Ceux qui sont pour reconstruire à l’identique
- Maryvonne de Saint-Pulgent : « Les mots sont importants: il ne s’agit pas d’une « reconstruction », comme je l’entends dire, ou d’un ravalement, mais d’une restauration: celle-ci répond à des normes bien précises », affirme Maryvonne de Saint-Pulgent, directrice du patrimoine au ministère de la Culture de 1993 à 1997, dans un entretien au Figaro. À la question de savoir s’il faut construire à l’identique elle répond : « Oui, quand c’est possible. Évidemment, une charpente du XIIIe siècle telle que celle qui a disparu n’est pas remplaçable ». Ceci étant dit, elle rappelle également que « l’esprit patrimonial n’a jamais consisté à penser qu’il n’était pas pertinent d’utiliser des techniques modernes. Bien sûr, on ne refait pas à l’identique ce qui est impossible à refaire: exemple d’un vitrail, que l’on peut commander à un artiste contemporain (comme cela a été fait avec Chagall pour la cathédrale de Reims). Mais, dans le cas de la flèche, il est tout à fait possible de la restaurer à l’identique ». Une position qu’elle a également défendu sur le plateau de l’émission “C dans l’air” :
#NotreDame “On n’est pas en train de reconstruire, on est en train de restaurer un monument inscrit au patrimoine mondial de l’humanité. On peut faire ce que l’on veut dans les constructions neuves, pas ici. Un débat est lancé, il n’est pas du tout conclu”. M de Saint Pulgent pic.twitter.com/xpvpr26oVQ
— C dans l’air (@Cdanslair) 17 avril 2019
- Roland Castro : Interrogé par Le Parisien, l’architecte Roland Castro souligne également que « ce n’est pas le moment de faire une nouvelle cathédrale ». Selon lui, « il faut reconstruire à l’identique, c’est une chose que tout le monde attend, comme on le fait très souvent pour des grands monuments historiques.

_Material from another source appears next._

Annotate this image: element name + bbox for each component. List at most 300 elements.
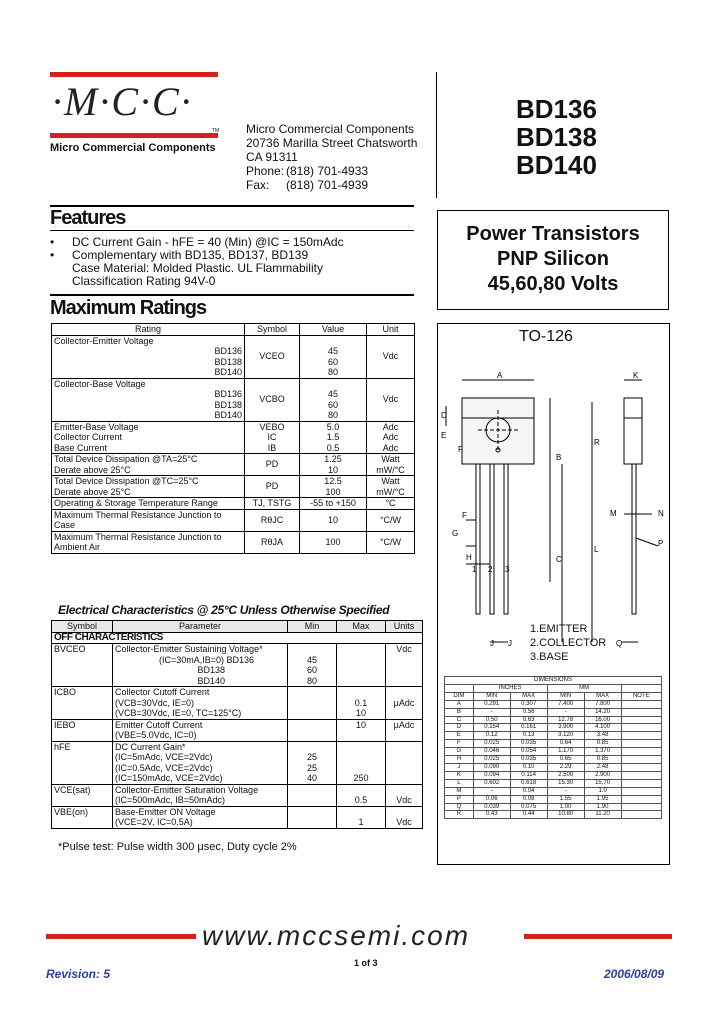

Elle est trop inscrite dans notre patrimoine. C’est un édifice tellement chargé d’histoire, et une histoire tellement longue, qu’il ne faut pas y toucher ».
Ceux qui sont contre reconstruire à l’identique
- Jean-Michel Wilmotte : « Sur une enceinte affaiblie par le feu, une charge telle que celle de l’ancienne charpente pourrait présenter un problème », souligne de son côté Jean-Michel Wilmotte, architecte qui a construit l’église russe à Paris. D’après lui l’essentiel est de « retrouver l’élancement, la proportion, l’échelle » de cette église. Il propose le recours au titane, trois fois moins lourd que le plomb utilisé dans l’ancienne construction, et le remplacement du bois par l’acier, deux fois moins lourd. Concernant la flèche, il en verrait bien une « en écho visuel à la Pyramide du Louvre ». « Ce serait magnifique. On pourrait raconter l’histoire de la cathédrale en la gravant dessus… ».
- Yannick Jadot : « Il ne faut pas figer l’histoire », a indiqué ce vendredi 19 avril Yannick Jadot, tête de liste EELV pour les élections européennes. Mettant en garde contre une « nostalgie régressive », il a estimé qu’il ne fallait pas « figer l’histoire ». « Cette flèche dont on était tous fiers était la reconstruction d’une flèche précédente qui n’était pas une reconstruction identique par Viollet-le-Duc », a-t-il rappelé sur LCI. « La France est un pays de bâtisseurs, moderne, qui doit s’enraciner dans l’histoire, mais il faut se projeter vers un horizon vaste comme le monde », a-t-il ajouté, en appelant à « utiliser l’innovation, les savoirs d’aujourd’hui ».